Joel: I don't care what degree a person has at all. I used to and I got burned by that in many different ways. This guy went to an awesome school and studied something hard, he must be good. Nope. Not good. Conversely I've worked with great people who didn't even go to college. So I don't give a lot of weight to that.
In terms of skills, I think the ones you listed are right. For me, personally, I put a lot of weight on rigorous thinking, as well as extraction. Those are things that are more important to me, than are necessarily important to everyone.
Erin: I similarly don't really care about the degree at all. I will say that the training in a Ph.D. program is not, in general – even if you're in a CS department – it's not super technical. You're not getting a lot of technical skills. In general, the point of a Ph.D. program is to get the skills to do your own research. You get the skills to frame questions, to figure out what the next question would be if that question fails or becomes unanswerable.
You learn a lot of administrative things, and you also learn about how to run your own research program. It's not a skill that is necessarily something you need to be a data scientist, for what you do every day. But it really just depends on what you want to do. If you are interested in framing questions or running a research organization, then that might be more important to you. If you're not, and you just care about technical skills and people who are generally curious, then I don't think it matters really at all.
I would say that mine was not a poor waste of my time, but I was also in a band, doing all kinds of fun stuff, so I recommend grad school.
Claire: One thing I want to say, that I think is an important skill, and not just for data scientists, but definitely for data scientists, is: Not being afraid to admit when you're wrong.
When you're like, "I thought this would totally work," and it didn't work, be okay with that, because that's a big part of what this is. The fast you figure that out, and say, "I was wrong. I thought that'd work, and it didn't." Or, "I tried this out, and whoops." Whatever it is. Then the faster you can recover and get to the next step.
I think that's a really big thing – and especially people entering the field are really nervous to say they're wrong or admit they don't know the answer. The sooner you become okay with saying that, the sooner you can learn more. That's always an opportunity to learn something else.
Q: If you have one piece of advice you want to leave everybody with, what would that advice be?
Claire: I think I've had a theme this whole night, so I'll just repeat that theme, which is: Find your passion, think about what you're interested in – and it's not just data science, it's something else. We all have interests and passions and things that really excite us, and there's always a way to apply data science to it. That's really cool, there's a lot of data out there.
Think to yourself, 'Ok, here's this thing I really like doing on the side, how can I apply data science to this?' I think that's a really good path forward.
Trey: Learning the business, learning the products. Why are people using your product? What are they trying to accomplish with it? Keep asking that, and does the data reflect the actual reason?
Joel: I'm a big skeptic of the long-term demand for data scientists who aren't really solid coders, so become a really solid coder.

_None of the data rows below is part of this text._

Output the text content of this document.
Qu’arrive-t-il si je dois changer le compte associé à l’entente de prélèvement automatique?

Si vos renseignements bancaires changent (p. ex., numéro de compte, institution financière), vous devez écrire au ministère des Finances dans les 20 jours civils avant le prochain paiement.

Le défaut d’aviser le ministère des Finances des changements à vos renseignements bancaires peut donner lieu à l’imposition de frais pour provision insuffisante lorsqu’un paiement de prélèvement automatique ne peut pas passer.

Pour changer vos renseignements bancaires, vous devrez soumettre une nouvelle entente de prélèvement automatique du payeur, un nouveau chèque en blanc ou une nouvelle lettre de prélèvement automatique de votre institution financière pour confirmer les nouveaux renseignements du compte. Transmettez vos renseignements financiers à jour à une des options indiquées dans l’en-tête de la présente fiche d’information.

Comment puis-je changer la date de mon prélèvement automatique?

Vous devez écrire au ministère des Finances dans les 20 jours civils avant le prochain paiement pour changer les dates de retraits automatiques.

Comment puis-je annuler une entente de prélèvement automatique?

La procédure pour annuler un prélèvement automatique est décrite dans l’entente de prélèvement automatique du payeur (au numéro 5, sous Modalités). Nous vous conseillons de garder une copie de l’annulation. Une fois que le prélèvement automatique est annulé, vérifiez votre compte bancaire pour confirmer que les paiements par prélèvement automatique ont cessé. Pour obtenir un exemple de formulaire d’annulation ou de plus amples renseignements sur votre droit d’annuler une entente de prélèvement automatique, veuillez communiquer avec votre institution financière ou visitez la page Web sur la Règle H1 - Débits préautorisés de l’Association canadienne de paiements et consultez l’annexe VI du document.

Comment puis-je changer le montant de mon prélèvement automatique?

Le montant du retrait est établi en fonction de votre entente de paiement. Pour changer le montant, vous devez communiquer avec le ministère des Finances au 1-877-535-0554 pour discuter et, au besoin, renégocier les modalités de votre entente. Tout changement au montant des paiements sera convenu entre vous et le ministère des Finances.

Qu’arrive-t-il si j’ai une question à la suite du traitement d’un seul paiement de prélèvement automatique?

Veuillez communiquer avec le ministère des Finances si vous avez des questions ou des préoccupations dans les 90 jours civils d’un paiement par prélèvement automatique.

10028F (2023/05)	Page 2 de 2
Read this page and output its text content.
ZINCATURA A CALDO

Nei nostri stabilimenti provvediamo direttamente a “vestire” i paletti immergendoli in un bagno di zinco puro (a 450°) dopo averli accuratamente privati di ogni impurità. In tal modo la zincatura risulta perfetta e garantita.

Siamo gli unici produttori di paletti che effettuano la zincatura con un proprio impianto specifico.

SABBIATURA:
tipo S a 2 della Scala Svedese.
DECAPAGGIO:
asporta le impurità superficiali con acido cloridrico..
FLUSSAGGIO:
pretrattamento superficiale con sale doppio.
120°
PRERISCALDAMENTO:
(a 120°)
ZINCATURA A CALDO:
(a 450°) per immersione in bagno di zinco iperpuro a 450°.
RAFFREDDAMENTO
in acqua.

Erin: I would say, do things before you feel like you're ready to do them. As an example, applying and doing an interview at a job is a great way to learn how interviews work. I would recommend, for example, applying to your C and B list jobs before your A list jobs, and get some experience doing that. If in your mind, you're telling yourself, "I'm not ready to do this thing." Whatever that is, just do it and you'll learn from the experience and then don't take it personally – it's not about you, you're still a good person.